Çalışan anne mi, çalışmayan anne mi çocuğuyla kaliteli zaman geçirir? diye sorarsanız, bu ayrımı doğru bulmam.. Yani “çocuğuyla kaliteli zaman geçiren anneler ve geçirmeyen anneler” vardır derim.. Ev hanımı olup, da evin işlerinden veya çok farklı şeylerden çocuğuyla yeterince zaman geçiremeyen anneler de var.. Burada bilinçli ve farkında olmak önemli..
O yüzden, eğer çalışıyorsanız kendinizi çok da suçlu hissetmeyin.. Çocuğunuzla geçireceğiniz her anın tadını doyasıya çıkarmaya bakın. Kötü günler de olacaktır, üzülmeyin.. Ama şunu da hiç unutmayın, işinizi sürekli olarak asla ve asla eve getirmeyin.. Getirmek zorunda kalacağınız anlar olacaktır.. Ben yaşadım ve yaptım.. Elbette ki, teslim tarihi belirli olan çalışmalarda böylesine kriz anları yaşıyorsunuz Ama en azından bunu evdekilere hissettirmemeye çalışın.. Bir de bu işten sonra da evde çalışmak zorunda olmanızın sürekliliği çok önemli.. Sizi her an, her gün evde çalışmaya, ailenizle geçireceğiniz zamanlardan koparmaya mahkum eden bir çalışma hayatını da yeniden gözden geçirin derim.. Çok çalışmak değil, verimli çalışmak esastır. Bunu o işin patronuna anlatmak lazım.. (Anlamayan yöneticiler olduğunu biliyorum).
Doğumdan itibaren çocuğunuzun her günü kendine özeldir ve bir önceki güne asla benzemez. Bugün bile dünkü kızım ile bugünkü kızım arasında farklılıklar var.. Her gün yeni bir şey yaşıyorum onunla.

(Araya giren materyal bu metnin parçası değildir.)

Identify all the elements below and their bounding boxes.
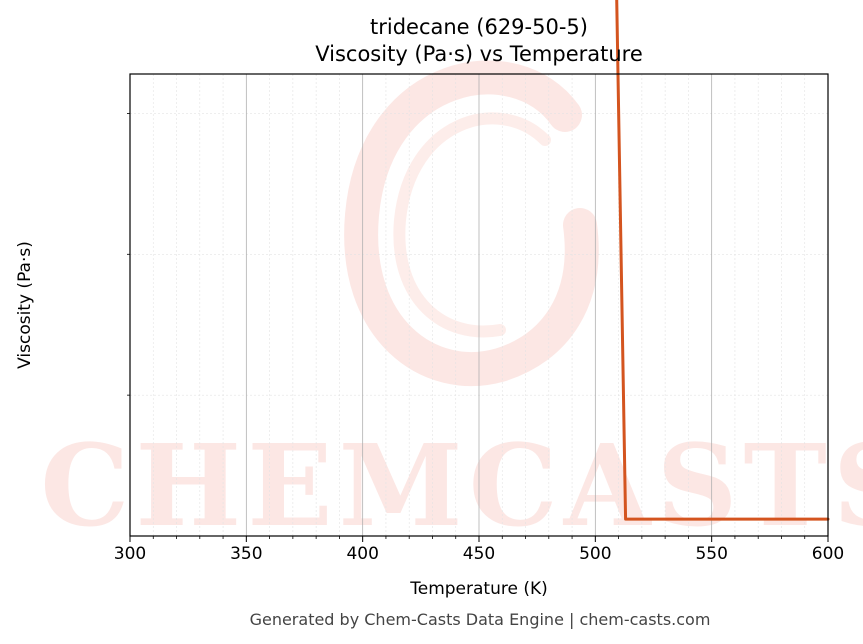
major-grid [129, 74, 829, 536]
y-axis-label: Viscosity (Pa·s) [15, 241, 35, 369]
x-axis: 300 350 400 450 500 550 600 [114, 536, 844, 564]
x-tick-label: 600 [812, 544, 844, 564]
x-tick-label: 350 [230, 544, 262, 564]
chart-title: tridecane (629-50-5) [370, 15, 588, 39]
x-axis-label: Temperature (K) [409, 579, 548, 599]
x-tick-label: 450 [463, 544, 495, 564]
x-tick-label: 500 [579, 544, 611, 564]
x-tick-label: 550 [695, 544, 727, 564]
footer-credit: Generated by Chem-Casts Data Engine | ch… [250, 610, 711, 629]
y-axis: 0.00020.00040.00060.00080.00100.00120.00… [127, 113, 130, 396]
chemcasts-watermark: CHEMCASTS [40, 60, 863, 552]
chart-subtitle: Viscosity (Pa·s) vs Temperature [315, 42, 643, 66]
x-tick-label: 400 [346, 544, 378, 564]
watermark-text: CHEMCASTS [40, 421, 863, 552]
x-tick-label: 300 [114, 544, 146, 564]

Bundan dolayıdır ki, çocuğunuzun her anının kıymetini bilin.. O gün yaşanacak ve bir sonraki gün çocuğunuz bir önceki günkünden daha farklı olacak. “Bunu yarın yaparım, daha sonra giderim” diye çocuğunuzla yapmayı planladığınız şeyleri ertelemeyi mümkünse en aza indirin..
O an yapın onunla… O an çok kıymetli.. O anın tekrar dönüşü yok çünkü..
Çalışmıyorsanız, ev işlerinin çocuğunuzdan çok da önemli olmadığının bilincinde iseniz çok şanslısınız.. Ben ev hanımlarına ve çalışmayıp çocuğunu kendi büyütenlere, “hiçbirşey de yapmıyorlar ve çok rahatlar”, denmesine acayip karşıyım.. Bu kişiden kişiye ve yaşam şartlarına göre çok değişir. Bunu genellemek doğru değil. Yani her ev hanımı aynı değil. Çalışmayan bir anne iseniz çocuğunuzla daha çok zaman geçirme gibi bir şansınız var. Bunu çok iyi değerlendirin. Ama şuna inanıyorum ki, evde olmanız da onunla saatlerce birlikte olmanızı da gerektirmez bence.. Çocuğunuzun bağımsız ve/veya kendi yaşıtları ile gruplar halinde oynamaya ihtiyacı var.
Çocuğunuza sevdiğinizi en güzel şekilde göstermeniz, süresi ne olursa olsun kaliteli zamanlar geçirmeniz bence herşeyden daha önemli.. Çalışmanın, çalışmamanın çok da tartışılır bir yönü yok bence.